The Czech government is trying to convince the member states of the European Union to jointly finance the purchase of artillery shells from non-European countries and manufacturers, whereby the material obtained in this way would subsequently be provided to Ukraine as military aid. It is written by the website Politico. European arms manufacturers are unable to increase production capacity quickly enough, and it is already clear that the EU member states are unable to fulfill their proclaimed obligations towards the attacked country.
In recent months, the Ukrainian armed forces have been dealing with an ever-increasing shortage of artillery ammunition. While in the summer, during their counter-offensive, the Ukrainians were able to fire 7,000 artillery shells per day against the Russians’ 5,000, this ratio has now turned significantly against the defending country. During January, the Russians fired an average of 10,000 shells per day, while the Ukrainians only fired 2,000.

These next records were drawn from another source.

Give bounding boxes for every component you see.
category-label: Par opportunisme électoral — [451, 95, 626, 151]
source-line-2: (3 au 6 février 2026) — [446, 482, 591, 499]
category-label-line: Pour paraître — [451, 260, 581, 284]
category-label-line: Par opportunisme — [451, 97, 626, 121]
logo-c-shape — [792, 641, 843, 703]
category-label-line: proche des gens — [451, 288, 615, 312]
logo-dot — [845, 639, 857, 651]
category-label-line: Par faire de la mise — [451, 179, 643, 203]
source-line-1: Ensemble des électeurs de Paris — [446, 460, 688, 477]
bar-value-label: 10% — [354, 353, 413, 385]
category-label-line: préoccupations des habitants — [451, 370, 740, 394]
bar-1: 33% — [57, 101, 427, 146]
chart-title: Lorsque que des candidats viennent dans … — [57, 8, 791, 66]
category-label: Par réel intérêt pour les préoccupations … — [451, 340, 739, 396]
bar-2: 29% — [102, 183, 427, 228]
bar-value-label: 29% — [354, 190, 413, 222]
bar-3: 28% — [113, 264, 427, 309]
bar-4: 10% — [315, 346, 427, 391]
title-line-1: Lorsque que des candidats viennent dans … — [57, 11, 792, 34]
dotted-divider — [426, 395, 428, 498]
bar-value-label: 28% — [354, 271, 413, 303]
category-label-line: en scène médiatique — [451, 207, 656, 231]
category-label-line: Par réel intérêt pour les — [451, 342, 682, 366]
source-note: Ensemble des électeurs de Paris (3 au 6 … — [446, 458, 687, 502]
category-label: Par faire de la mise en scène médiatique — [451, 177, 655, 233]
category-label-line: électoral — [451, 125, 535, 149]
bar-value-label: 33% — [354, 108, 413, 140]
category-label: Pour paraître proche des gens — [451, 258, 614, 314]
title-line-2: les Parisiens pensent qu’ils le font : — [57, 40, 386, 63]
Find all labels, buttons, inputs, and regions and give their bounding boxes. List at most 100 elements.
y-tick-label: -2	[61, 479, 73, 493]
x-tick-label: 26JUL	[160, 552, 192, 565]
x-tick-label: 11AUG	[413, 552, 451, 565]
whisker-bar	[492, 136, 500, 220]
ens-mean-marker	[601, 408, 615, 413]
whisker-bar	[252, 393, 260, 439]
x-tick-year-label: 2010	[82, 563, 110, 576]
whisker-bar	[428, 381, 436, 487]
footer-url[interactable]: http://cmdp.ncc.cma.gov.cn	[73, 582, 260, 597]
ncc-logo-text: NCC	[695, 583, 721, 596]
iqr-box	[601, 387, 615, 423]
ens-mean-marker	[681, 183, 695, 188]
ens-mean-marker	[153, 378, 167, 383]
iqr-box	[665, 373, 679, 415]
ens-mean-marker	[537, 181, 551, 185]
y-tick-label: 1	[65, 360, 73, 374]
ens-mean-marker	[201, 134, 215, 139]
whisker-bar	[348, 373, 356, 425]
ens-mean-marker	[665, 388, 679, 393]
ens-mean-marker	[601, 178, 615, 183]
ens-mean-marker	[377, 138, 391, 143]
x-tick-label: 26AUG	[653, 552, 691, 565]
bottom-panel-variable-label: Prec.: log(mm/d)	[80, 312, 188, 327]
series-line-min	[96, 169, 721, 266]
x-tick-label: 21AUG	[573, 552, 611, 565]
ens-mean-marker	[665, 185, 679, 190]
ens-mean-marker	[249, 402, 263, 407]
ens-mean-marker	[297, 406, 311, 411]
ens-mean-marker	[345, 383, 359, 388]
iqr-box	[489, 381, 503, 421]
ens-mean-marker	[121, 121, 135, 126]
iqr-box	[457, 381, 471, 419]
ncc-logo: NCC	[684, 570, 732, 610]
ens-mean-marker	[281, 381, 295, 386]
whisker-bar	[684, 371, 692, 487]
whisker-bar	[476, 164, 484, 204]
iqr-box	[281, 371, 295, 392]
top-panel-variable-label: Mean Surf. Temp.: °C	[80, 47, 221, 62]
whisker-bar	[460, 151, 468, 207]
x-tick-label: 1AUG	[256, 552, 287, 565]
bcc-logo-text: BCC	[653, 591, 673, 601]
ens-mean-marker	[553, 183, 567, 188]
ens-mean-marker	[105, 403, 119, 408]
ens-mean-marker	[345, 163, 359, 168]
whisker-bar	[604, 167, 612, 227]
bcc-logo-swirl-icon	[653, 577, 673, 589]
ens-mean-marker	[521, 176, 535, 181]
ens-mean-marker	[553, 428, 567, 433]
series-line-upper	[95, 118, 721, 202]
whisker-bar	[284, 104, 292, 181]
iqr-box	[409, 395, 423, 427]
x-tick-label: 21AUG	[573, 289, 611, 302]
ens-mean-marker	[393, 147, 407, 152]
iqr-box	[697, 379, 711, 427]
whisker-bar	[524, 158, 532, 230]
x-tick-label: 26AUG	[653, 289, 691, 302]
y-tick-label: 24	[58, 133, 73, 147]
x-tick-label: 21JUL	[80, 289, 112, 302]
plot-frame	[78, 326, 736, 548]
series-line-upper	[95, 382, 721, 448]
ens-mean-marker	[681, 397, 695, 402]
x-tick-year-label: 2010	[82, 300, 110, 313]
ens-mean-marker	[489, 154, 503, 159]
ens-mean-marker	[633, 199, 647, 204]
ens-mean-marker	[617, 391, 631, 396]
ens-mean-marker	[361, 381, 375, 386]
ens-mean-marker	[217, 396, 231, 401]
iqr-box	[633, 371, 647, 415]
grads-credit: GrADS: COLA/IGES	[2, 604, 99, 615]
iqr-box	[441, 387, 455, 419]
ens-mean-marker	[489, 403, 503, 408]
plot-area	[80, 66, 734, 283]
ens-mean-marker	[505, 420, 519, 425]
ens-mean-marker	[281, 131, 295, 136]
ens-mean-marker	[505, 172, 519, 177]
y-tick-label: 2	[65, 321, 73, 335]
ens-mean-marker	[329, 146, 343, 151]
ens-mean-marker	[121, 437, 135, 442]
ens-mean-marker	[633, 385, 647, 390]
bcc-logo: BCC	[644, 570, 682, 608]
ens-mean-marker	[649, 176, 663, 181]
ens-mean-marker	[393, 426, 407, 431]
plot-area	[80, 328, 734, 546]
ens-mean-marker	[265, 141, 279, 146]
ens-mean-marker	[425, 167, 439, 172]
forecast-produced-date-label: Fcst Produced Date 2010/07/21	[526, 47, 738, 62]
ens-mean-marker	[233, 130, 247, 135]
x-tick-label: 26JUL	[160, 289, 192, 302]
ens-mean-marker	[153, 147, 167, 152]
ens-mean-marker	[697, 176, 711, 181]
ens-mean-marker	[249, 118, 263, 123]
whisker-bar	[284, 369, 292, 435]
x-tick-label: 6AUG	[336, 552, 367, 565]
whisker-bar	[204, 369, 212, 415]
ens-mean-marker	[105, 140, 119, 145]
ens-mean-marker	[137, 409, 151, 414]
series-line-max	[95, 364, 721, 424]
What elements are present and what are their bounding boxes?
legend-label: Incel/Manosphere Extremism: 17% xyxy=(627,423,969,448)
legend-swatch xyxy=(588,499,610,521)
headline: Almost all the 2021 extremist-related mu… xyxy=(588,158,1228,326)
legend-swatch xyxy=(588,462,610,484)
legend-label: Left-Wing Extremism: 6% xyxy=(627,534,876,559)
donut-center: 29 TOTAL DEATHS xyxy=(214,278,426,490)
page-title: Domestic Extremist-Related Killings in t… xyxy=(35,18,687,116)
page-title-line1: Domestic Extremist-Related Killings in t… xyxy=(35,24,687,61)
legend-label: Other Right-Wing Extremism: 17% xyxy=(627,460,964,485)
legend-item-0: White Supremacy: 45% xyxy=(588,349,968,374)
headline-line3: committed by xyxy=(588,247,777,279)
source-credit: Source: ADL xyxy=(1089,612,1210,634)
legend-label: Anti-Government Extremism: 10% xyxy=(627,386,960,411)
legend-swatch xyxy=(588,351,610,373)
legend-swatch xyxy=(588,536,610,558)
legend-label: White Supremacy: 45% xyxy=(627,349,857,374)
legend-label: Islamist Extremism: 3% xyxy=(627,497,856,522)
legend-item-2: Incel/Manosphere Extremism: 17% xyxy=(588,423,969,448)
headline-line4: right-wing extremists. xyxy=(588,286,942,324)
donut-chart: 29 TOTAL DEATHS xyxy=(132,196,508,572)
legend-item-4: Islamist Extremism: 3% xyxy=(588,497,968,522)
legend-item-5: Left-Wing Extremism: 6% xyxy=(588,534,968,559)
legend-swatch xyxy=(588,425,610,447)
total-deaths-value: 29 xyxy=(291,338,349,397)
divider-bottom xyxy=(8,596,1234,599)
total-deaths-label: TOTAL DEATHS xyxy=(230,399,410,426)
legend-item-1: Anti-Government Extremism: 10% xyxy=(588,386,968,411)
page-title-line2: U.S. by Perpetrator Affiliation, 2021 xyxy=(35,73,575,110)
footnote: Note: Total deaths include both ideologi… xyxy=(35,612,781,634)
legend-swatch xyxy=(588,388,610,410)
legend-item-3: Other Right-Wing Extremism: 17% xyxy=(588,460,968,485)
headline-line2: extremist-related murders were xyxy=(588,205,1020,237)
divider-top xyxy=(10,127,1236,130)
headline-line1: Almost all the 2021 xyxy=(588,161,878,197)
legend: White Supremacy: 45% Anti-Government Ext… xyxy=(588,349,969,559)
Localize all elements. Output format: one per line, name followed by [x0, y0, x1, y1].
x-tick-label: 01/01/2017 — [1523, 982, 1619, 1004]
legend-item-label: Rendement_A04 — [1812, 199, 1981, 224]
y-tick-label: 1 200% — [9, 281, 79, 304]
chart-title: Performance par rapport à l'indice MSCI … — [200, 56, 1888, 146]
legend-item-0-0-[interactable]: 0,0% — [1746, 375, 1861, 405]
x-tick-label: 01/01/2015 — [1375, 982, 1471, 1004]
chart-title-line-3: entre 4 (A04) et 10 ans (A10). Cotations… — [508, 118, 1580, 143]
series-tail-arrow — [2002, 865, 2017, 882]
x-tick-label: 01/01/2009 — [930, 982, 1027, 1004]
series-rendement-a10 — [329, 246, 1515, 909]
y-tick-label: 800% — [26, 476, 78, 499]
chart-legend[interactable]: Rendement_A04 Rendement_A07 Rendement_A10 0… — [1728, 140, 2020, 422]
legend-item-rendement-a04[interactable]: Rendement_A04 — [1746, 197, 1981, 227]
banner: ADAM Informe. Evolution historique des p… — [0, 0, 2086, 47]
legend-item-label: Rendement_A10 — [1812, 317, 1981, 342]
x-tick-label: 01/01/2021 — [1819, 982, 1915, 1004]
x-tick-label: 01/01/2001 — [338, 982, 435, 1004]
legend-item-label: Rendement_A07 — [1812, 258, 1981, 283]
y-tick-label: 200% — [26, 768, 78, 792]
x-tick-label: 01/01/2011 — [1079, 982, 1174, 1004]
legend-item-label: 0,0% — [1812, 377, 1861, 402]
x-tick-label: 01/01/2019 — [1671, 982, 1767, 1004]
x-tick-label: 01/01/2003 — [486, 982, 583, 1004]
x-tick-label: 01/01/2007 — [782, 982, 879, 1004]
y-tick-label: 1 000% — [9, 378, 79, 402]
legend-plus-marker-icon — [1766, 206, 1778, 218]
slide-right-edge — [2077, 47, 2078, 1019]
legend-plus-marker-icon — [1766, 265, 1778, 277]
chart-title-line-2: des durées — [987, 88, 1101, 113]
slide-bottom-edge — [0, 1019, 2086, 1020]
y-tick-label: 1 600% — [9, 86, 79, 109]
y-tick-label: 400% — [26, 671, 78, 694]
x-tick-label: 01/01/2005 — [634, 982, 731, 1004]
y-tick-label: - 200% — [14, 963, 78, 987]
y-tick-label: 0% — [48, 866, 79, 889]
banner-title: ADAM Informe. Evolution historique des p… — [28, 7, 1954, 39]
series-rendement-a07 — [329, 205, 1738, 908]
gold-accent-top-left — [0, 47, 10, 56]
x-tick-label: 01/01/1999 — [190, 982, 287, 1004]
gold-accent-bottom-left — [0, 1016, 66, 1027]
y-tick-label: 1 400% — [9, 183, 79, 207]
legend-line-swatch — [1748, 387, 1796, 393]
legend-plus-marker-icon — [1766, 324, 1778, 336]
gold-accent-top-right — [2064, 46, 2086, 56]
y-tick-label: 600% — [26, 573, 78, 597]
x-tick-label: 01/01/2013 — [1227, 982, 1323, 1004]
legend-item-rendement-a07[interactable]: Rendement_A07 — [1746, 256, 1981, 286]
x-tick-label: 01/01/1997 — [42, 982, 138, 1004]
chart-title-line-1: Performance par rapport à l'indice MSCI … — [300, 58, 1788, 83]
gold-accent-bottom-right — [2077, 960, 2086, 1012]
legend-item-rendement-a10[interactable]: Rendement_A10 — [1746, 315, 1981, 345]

One of the main reasons for this development is the dwindling military aid provided to Ukraine by its Western partners. While in the United States, further deliveries of military equipment are blocked by Republican members of Congress, ammunition shipments from European countries are limited by the state of the local military industry, which has shrunk considerably in the decades since the end of the Cold War. Most of the artillery shells that the EU countries sent to Ukraine came from existing stocks. However, this resource has almost dried up. The Europeans will thus not fulfill their promise to deliver one million pieces of this ammunition to Ukraine by March, which the Union announced last year. The volume of material actually delivered will probably reach roughly half of the declared figure.
A possible solution to alleviate the shortage of ammunition is its purchases abroad. Member countries that resort to this option, however, will not be able to obtain compensation from the common European funds that were established to help Ukraine. The Union has so far reimbursed only those supplies that come either from existing army stocks or from European manufacturers.
According to Politico, in response to this development, the Czech government is now appealing to other EU members to approve the joint financing of the purchase of approximately 450,000 pieces of ammunition that are currently available on the world market. Individual European countries could buy grenades from, for example, South Korea, Turkey or the Republic of South Africa.
The proposal to buy ammunition from abroad was apparently presented for the first time on Wednesday at a meeting of Union defense ministers. On Thursday, Prime Minister Petr Fiala was to support him directly at the extraordinary EU summit in Brussels, where further aid to Ukraine was a central topic.